Ein unscheinbares Archiv brachte es ans Licht: Vor einigen Jahren fand die amerikanische Historikerin Deborah Hertz in einem Kirchenarchiv ein Aktenkonvolut – Regale, vollgestellt mit Karteikartenordnern. Der archivalische Schatz des Evangelischen Zentralarchivs in der Berliner Jebenstraße entpuppte sich als Ergebnis eines gewaltigen genealogischen Forschungsprojekts der Nationalsozialisten – die sogenannte »Judenkartei«.
Die Ordner schienen jeden einzelnen Juden zu enthalten, der zwischen 1645 und 1833 Protestant geworden war. Die Karteikarten waren von Pfarrern erstellt worden. Diese vom NS-Staat bezahlten kirchlichen Ahnenforscher sollten etwas Grundlegendes finden – das, was die Nazis als Rasse bezeichneten. Pro Woche füllten die »Verkartungstruppen« 50.000 Karten für eine gesonderte »Fremdstämmigenkartei« aus. Bis 1937 hatten sie mehr als eine Million Taufen und Konversionen registriert.
Da die Nazis eine ausgeprägte Leidenschaft für Rasse und Genealogie hegten, war klar, dass man ein solch wichtiges Klassifizierungsprojekt nicht allein kirchlichen Amtsträgern überlassen durfte, wie beflissen diese auch sein mochten. Der NS-Staat sah sich genötigt, die Aufgabe zu überwachen. Besessen von der Idee der Reinhaltung der arischen Rasse übernahm die »Reichsstelle für Sippenforschung« (ab 1940 »Reichssippenamt«) die Prüfung des rassischen Erbes. Die NS-Rassewächter interessierten sich lebhaft für die mehreren hunderttausend Personen, deren Stammbäume nicht rein arisch waren.

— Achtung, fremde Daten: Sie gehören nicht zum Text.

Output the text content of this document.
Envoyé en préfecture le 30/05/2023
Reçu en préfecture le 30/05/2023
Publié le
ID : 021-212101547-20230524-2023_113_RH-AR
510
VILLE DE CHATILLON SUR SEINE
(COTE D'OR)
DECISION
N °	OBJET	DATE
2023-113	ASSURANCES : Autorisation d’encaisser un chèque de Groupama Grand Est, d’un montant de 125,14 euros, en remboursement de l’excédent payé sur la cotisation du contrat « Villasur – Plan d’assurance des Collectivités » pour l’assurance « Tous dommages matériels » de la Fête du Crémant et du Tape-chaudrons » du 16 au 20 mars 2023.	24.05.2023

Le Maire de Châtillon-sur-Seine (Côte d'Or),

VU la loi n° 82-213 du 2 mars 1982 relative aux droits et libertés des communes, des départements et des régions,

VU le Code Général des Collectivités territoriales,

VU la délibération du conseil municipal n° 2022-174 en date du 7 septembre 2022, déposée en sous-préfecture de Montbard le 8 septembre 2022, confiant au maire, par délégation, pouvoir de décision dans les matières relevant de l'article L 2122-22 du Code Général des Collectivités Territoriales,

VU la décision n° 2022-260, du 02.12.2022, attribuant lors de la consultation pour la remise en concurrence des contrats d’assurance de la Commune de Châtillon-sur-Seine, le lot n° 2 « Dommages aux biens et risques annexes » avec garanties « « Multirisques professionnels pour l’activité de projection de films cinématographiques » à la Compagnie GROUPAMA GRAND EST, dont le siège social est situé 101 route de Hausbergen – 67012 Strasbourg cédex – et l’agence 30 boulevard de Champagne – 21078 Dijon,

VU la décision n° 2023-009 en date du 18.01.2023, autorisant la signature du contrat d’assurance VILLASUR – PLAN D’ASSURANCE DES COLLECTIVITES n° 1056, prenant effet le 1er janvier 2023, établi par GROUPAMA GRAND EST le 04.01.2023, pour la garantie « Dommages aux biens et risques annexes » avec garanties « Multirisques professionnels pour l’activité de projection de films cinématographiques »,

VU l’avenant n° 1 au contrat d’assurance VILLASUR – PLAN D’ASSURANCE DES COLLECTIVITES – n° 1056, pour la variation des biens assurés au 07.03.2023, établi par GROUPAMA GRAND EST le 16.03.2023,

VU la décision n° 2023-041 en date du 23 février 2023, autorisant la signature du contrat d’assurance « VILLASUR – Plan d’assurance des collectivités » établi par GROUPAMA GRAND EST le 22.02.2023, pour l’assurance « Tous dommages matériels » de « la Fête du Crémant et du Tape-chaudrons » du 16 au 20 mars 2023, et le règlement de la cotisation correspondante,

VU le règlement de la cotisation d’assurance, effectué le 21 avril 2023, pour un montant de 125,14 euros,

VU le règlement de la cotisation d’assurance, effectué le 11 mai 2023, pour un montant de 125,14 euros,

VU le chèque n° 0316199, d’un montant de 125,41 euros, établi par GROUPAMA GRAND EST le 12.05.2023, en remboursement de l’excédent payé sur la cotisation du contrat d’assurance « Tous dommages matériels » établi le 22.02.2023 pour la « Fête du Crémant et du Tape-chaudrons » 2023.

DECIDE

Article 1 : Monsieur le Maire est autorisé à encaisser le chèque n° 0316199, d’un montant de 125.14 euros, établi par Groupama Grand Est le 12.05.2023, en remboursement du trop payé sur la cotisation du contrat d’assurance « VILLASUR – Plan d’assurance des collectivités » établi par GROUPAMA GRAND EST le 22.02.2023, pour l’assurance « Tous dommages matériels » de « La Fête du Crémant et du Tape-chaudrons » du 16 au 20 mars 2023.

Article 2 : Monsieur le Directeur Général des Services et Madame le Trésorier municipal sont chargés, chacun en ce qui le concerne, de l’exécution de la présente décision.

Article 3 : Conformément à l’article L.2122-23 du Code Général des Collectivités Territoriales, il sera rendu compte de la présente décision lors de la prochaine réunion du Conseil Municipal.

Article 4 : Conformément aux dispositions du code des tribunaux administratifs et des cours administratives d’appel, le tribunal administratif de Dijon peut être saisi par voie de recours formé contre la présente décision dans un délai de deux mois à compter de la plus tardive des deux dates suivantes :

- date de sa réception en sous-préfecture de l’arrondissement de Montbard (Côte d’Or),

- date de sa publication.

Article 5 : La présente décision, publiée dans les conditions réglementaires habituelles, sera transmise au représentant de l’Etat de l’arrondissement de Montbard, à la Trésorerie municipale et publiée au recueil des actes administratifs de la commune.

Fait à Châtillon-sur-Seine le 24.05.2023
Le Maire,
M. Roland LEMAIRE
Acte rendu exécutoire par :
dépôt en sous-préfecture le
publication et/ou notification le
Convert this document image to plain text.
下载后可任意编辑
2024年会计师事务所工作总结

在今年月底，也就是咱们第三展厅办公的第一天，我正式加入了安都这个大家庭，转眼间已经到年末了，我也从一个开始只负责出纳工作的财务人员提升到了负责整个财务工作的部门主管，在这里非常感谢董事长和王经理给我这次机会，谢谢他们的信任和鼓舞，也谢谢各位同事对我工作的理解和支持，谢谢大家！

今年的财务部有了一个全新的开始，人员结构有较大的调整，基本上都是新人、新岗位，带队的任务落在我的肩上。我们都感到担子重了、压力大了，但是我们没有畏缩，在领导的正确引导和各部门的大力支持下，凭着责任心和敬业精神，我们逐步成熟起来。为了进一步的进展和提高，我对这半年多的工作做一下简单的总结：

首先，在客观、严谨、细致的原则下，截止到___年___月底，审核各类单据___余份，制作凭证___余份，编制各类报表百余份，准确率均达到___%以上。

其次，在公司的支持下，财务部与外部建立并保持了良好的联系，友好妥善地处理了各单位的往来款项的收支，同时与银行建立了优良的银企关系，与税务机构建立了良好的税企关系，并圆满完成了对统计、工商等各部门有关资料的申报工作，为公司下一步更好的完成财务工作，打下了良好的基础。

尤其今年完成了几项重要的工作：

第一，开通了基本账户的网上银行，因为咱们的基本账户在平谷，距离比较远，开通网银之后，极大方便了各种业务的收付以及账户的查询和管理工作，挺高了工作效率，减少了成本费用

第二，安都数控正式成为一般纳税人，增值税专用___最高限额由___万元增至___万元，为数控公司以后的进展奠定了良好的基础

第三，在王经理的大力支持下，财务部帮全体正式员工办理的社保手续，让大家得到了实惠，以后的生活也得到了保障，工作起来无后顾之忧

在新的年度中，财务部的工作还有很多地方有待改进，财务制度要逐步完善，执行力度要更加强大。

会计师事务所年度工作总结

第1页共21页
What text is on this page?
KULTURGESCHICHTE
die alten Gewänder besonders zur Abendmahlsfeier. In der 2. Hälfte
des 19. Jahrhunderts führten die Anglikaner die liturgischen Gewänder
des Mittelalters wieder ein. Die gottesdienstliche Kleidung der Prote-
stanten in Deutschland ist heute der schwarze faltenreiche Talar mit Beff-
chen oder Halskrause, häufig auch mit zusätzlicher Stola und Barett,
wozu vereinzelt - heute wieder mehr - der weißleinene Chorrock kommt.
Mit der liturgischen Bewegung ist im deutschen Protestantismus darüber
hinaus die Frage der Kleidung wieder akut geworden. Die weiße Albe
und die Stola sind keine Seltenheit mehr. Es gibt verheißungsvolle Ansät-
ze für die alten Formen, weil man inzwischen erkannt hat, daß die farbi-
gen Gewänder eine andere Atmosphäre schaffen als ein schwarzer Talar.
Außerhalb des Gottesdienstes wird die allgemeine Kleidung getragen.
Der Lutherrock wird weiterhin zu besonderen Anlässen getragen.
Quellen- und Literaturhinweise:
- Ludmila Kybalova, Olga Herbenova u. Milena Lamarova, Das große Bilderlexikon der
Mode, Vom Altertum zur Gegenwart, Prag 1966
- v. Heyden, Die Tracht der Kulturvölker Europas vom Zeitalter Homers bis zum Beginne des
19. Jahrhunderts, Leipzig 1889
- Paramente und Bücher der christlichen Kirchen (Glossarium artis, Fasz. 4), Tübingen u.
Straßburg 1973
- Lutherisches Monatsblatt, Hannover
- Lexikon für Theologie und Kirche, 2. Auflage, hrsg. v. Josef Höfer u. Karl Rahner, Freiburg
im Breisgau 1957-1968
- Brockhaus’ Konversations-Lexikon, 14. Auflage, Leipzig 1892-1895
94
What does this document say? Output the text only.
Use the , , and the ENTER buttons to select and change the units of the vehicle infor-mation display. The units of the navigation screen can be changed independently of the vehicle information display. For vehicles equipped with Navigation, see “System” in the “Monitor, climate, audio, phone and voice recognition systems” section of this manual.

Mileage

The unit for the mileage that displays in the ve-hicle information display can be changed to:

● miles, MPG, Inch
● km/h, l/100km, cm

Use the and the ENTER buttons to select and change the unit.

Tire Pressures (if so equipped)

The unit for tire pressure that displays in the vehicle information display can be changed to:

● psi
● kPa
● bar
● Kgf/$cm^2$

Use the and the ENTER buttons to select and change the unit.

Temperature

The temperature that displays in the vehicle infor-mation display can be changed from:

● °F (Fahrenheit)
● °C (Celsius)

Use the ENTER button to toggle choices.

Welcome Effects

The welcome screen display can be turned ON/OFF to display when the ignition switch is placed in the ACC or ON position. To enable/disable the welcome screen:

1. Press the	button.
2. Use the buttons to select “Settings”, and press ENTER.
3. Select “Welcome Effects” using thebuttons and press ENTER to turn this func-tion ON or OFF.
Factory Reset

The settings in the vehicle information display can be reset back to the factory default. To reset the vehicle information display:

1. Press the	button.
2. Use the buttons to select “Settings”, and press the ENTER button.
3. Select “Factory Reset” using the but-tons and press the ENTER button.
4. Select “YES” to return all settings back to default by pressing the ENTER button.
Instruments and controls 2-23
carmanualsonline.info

Was die jüdischen Geburts- und Heiratsurkunden betraf, so waren diese im 1906 gegründeten Gesamtarchiv der deutschen Juden erfasst, ein Archiv, das von Jacob Jacobsen geleitet wurde. Um an diese jüdischen Personenstandsdaten zu kommen, wurde das Archiv in die Mobilisierung der NS-Ahnenforschung eingespannt. Den Archivar Jacobsen verschleppten die Nazis nach Theresienstadt, und an den Schreibtischen im Dachgeschoss des Archivs nahmen Nazi-Rasseexperten Platz. Die Archivräume im jüdischen Gemeindezentrum in der Oranienburger Straße im Herzen des alten jüdischen Viertels von Berlin waren mit einem Mal zu einer Nebenstelle des Reichssippenamtes geworden. Eine schauderhafte Symbolik – »Reichssippenamt, Oranienburgerstr. 28«!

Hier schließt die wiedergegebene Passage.